Quand on aura travailler sur le projet, on se rendra compte que les problèmes de savoir si « oui », si « non », si « combien » c’est pas très important. En tout état de de cause, l’enjeu aujourd’hui c’est que l’on soit en capacité de déterminer ce que veulent les entreprises; et pas à quelques-uns. la plateforme collaborative doit nous y aider. Et elle est ouverte à tous, que l’on soit artisan, profession libérale, auto-entrepreneurs ou représentants de la CGPME ou de l’UPE 13. Parce qu’au fond ce sont les mêmes entreprises : 87% des entreprises du territoire sont TPE PME. Je suis moi-même un représentant d’une TPE-PME. J’ai commencé il y a 20 ans dans une TPE que j’ai racheté et où l’on était quatre. Aujourd’hui nous sommes 48 sur Marseille, une vingtaine dans les Alpes. Je suis le représentant d’une PME et je correspond parfaitement à tout ce que peuvent dire les gens de la CGPME. Mettons nous à travailler, mettons-nous à savoir ce que veulent les entreprises. Et l’on se mettra probablement d’accord.

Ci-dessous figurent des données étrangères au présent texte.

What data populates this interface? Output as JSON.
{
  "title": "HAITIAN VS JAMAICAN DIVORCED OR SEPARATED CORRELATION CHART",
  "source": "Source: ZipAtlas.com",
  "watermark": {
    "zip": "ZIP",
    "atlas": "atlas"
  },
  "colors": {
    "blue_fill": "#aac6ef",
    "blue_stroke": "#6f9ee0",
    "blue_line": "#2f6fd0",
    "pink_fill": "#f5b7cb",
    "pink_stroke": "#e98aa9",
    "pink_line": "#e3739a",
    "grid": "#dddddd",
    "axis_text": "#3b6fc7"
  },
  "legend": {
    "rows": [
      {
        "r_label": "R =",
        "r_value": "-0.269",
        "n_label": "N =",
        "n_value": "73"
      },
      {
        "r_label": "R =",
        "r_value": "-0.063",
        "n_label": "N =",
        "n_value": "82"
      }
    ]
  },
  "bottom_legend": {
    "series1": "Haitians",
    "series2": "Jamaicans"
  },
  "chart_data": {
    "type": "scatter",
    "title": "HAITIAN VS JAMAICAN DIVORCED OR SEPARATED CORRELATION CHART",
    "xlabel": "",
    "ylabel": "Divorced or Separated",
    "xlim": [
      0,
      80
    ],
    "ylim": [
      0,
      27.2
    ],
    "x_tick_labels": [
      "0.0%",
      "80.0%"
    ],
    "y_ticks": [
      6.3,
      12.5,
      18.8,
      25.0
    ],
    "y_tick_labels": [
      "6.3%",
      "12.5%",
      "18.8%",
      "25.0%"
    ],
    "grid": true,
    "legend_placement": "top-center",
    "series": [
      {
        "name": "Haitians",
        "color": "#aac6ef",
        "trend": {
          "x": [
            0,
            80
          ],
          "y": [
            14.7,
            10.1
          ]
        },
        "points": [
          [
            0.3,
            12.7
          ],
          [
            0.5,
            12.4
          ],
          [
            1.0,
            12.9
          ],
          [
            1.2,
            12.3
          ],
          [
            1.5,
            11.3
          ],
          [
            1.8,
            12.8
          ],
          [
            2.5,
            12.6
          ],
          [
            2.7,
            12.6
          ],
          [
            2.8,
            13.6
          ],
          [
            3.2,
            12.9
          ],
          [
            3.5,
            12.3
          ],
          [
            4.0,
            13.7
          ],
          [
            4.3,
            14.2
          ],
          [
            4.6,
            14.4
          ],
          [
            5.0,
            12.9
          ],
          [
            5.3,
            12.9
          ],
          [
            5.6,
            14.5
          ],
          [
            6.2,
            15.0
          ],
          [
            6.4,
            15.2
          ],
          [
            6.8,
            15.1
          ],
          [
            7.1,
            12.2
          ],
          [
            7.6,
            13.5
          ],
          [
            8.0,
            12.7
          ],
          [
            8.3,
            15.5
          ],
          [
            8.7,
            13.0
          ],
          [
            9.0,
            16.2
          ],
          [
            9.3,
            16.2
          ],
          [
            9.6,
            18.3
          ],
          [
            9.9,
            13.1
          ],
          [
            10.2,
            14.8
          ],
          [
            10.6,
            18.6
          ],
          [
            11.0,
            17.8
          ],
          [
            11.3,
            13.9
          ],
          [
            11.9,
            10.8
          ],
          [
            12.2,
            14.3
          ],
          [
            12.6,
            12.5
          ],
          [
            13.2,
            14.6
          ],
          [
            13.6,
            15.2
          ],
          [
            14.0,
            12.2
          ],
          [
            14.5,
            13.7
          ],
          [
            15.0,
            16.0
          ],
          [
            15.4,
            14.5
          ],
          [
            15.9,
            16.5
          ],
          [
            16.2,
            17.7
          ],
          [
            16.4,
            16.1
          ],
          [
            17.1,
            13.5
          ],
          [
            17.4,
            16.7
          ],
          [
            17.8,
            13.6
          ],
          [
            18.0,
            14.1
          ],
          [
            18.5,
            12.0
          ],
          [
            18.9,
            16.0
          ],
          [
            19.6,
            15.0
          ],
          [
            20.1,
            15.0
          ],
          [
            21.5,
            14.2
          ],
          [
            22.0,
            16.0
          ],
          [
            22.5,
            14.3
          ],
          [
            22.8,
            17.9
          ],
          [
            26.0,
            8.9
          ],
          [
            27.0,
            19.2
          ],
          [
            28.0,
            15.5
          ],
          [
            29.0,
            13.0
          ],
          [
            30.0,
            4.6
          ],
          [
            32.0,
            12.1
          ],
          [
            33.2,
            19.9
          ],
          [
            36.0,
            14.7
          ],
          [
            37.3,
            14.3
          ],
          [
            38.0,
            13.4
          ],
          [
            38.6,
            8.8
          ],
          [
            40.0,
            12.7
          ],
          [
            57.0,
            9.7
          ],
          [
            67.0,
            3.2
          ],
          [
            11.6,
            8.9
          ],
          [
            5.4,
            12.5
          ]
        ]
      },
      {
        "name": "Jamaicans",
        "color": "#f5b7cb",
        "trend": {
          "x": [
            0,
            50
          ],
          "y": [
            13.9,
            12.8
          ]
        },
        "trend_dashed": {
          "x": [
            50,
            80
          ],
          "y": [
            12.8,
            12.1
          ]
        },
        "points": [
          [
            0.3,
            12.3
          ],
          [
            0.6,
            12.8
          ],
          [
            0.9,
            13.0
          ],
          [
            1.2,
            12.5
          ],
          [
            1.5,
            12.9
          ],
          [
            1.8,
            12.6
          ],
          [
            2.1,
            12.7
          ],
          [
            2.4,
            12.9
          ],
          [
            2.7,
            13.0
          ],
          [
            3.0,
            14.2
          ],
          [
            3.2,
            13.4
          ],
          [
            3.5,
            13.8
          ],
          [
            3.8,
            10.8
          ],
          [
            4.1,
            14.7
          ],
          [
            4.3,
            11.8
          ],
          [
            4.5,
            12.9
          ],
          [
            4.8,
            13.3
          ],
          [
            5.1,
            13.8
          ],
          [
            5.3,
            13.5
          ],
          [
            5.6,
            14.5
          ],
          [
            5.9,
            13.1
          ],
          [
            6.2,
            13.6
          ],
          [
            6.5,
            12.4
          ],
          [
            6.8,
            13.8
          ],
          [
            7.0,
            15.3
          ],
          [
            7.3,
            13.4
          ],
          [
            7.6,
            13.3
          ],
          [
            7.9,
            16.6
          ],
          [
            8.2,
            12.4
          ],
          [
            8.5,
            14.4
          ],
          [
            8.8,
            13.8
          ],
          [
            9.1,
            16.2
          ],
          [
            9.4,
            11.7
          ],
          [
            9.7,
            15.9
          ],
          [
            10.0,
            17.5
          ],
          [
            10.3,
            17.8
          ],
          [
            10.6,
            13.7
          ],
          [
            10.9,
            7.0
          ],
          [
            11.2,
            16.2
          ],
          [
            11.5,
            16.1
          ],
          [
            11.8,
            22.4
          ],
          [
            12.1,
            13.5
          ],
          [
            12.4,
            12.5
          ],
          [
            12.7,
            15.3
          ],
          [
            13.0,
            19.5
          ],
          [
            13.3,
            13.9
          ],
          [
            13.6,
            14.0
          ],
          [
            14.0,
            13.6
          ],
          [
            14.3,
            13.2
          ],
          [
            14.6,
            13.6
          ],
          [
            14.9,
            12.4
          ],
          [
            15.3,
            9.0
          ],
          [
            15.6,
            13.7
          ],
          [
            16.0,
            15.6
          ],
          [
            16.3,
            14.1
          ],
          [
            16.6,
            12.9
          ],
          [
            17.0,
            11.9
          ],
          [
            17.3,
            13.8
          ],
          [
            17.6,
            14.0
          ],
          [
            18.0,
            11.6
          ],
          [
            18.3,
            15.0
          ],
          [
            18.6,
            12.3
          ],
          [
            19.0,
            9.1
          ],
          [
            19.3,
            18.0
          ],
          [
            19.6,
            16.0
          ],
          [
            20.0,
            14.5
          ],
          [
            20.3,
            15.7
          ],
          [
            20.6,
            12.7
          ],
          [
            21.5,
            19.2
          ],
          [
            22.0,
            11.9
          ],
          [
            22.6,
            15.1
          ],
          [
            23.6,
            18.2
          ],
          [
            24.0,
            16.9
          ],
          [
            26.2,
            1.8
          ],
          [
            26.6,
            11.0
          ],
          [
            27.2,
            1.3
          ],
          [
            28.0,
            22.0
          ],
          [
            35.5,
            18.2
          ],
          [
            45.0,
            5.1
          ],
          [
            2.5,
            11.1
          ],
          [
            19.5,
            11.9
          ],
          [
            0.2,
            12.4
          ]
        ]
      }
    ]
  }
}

Vous lancez cette plateforme, baptisée « 13engagés ». Comment va-t-elle fonctionner et quels sont vos objectifs ?

J-L. C. : 
Cette plate-forme est d’abord un lieu d’échange, de partage des « best pratices » car les entreprises sont bien placées pour avoir des idées pour résoudre les problèmes de ce pays. Il faut prendre en considération toutes les tendances. Et une fois que l’on aura réaliser cette consultation il faudra voir quels sont les points forts, les grandes lignes qui pourraient faire émerger un projet. A côté de la plateforme, il y aura des rendez-vous et réunions thématiques sur tout le territoire. Les gens pourront s’y inscrire. Nous voulons lancer une dynamique de réflexion, expliquer aussi à quoi sert une chambre… Ce n’est pas qu’un outil électoral sinon ça n’a pas tellement de sens. C’est le début d’une nouvelle façon de procéder. Et si je suis élu je prends l’engament de garder cette méthode et de rester très proche des entreprises. Le monde change tellement vite. Comment peut-on penser qu’en étant 66 élus on puisse prétendre tout savoir, tout connaître, sur tous les métiers. Pour savoir, il faut être le plus nombreux possible.